Public sector banks, which need to raise nearly Rs 2.5 lakh crore to meet the stringent Basel-III capital requirement norms, have been finding it tough to raise capital by hiving off their non-core businesses.
The government had instructed banks to monetise non-core businesses such as mutual funds and insurance to raise funds, but banks have been stymied due to low valuations of these businesses, sources said.
State-owned banks are likely to hit the capital markets soon to dilute government stake to raise funds.
“Banks have not been able to hive off any of their non-core businesses as yet because of low valuations…until the economy is back on a sustained recovery path, it cannot be undertaken,” an official source who did not wish to be identified told HT.
The finance ministry had asked banks to identify non-core assets that could be monetised. Each bank would finally present its own plan, which would be part of their overall recapitalisation exercise.

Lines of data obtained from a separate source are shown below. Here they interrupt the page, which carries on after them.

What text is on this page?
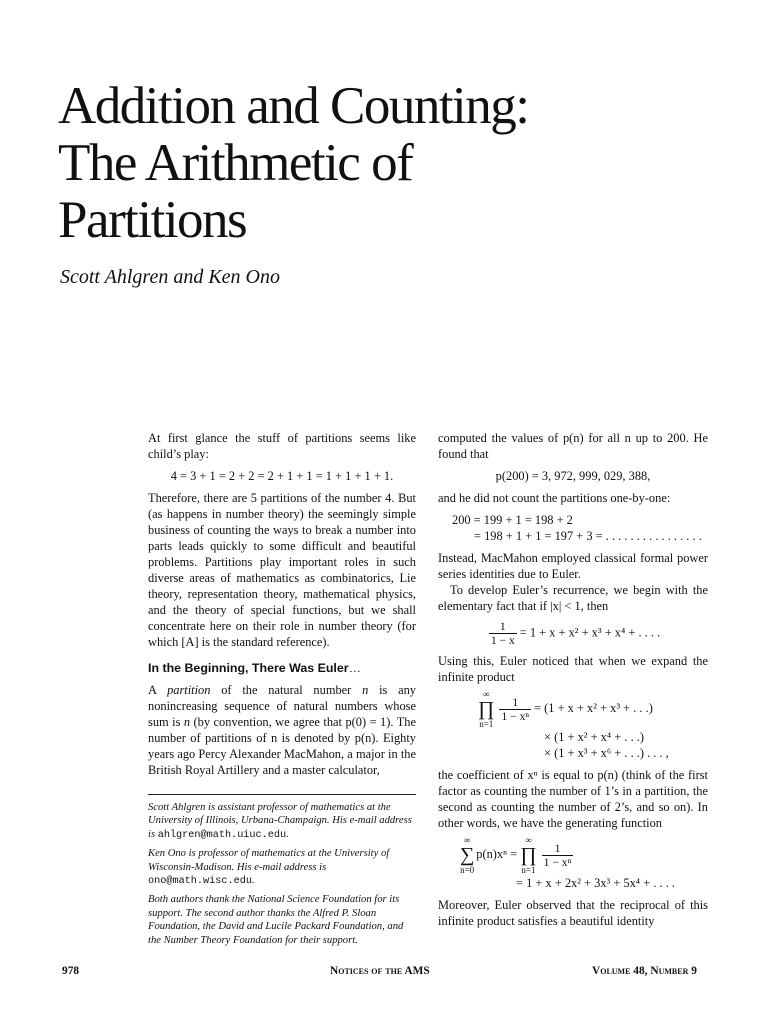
Addition and Counting:
The Arithmetic of
Partitions
Scott Ahlgren and Ken Ono

At first glance the stuff of partitions seems like child’s play:

4 = 3 + 1 = 2 + 2 = 2 + 1 + 1 = 1 + 1 + 1 + 1.

Therefore, there are 5 partitions of the number 4. But (as happens in number theory) the seemingly simple business of counting the ways to break a number into parts leads quickly to some difficult and beautiful problems. Partitions play important roles in such diverse areas of mathematics as combinatorics, Lie theory, representation theory, mathematical physics, and the theory of special functions, but we shall concentrate here on their role in number theory (for which [A] is the standard reference).

In the Beginning, There Was Euler…

A partition of the natural number n is any nonincreasing sequence of natural numbers whose sum is n (by convention, we agree that p(0) = 1). The number of partitions of n is denoted by p(n). Eighty years ago Percy Alexander MacMahon, a major in the British Royal Artillery and a master calculator,

Scott Ahlgren is assistant professor of mathematics at the University of Illinois, Urbana-Champaign. His e-mail address is ahlgren@math.uiuc.edu.

Ken Ono is professor of mathematics at the University of Wisconsin-Madison. His e-mail address is ono@math.wisc.edu.

Both authors thank the National Science Foundation for its support. The second author thanks the Alfred P. Sloan Foundation, the David and Lucile Packard Foundation, and the Number Theory Foundation for their support.

computed the values of p(n) for all n up to 200. He found that

p(200) = 3, 972, 999, 029, 388,

and he did not count the partitions one-by-one:

200 = 199 + 1 = 198 + 2
= 198 + 1 + 1 = 197 + 3 = . . . . . . . . . . . . . . . .

Instead, MacMahon employed classical formal power series identities due to Euler.

To develop Euler’s recurrence, we begin with the elementary fact that if |x| < 1, then

$\frac{1}{1 - x} = 1 + x + x^2 + x^3 + x^4$ + . . . .

Using this, Euler noticed that when we expand the infinite product

∞
∏
n=1
$\frac{1}{\text{1 − xⁿ}} = (1 + x + x^2 + x^3$ + . . .)
× (1 + x² + x⁴ + . . .)
× (1 + x³ + x⁶ + . . .) . . . ,

the coefficient of xⁿ is equal to p(n) (think of the first factor as counting the number of 1’s in a partition, the second as counting the number of 2’s, and so on). In other words, we have the generating function

∞
∑
n=0p(n)xⁿ = ∞
∏
n=1
$\frac{1}{\text{1 − xⁿ}}$
= 1 + x + 2x² + 3x³ + 5x⁴ + . . . .

Moreover, Euler observed that the reciprocal of this infinite product satisfies a beautiful identity

978	Notices of the AMS	Volume 48, Number 9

“While most lenders have more or less identified their non-core assets, they have not concretised their plans on how to monetise them yet,” a chairman of a mid-sized public sector bank said. “However, it is one aspect we are looking at and would be done according to the needs of banks.”
Lender need over Rs 2,40,000 crore as equity to meet the global capital adequacy norms by 2018.
According to the Reserve Bank of India, gross NPAs (non-performing assets) of PSU banks stood at Rs 2,60,531 crore, as on December 2014. NPAs are loans that do not yield returns.
The total number of defaulting borrowers, who have over Rs 10 crore and above at the end of September 2014, stood at 2,897, with an outstanding amount of Rs 1.60 lakh crore.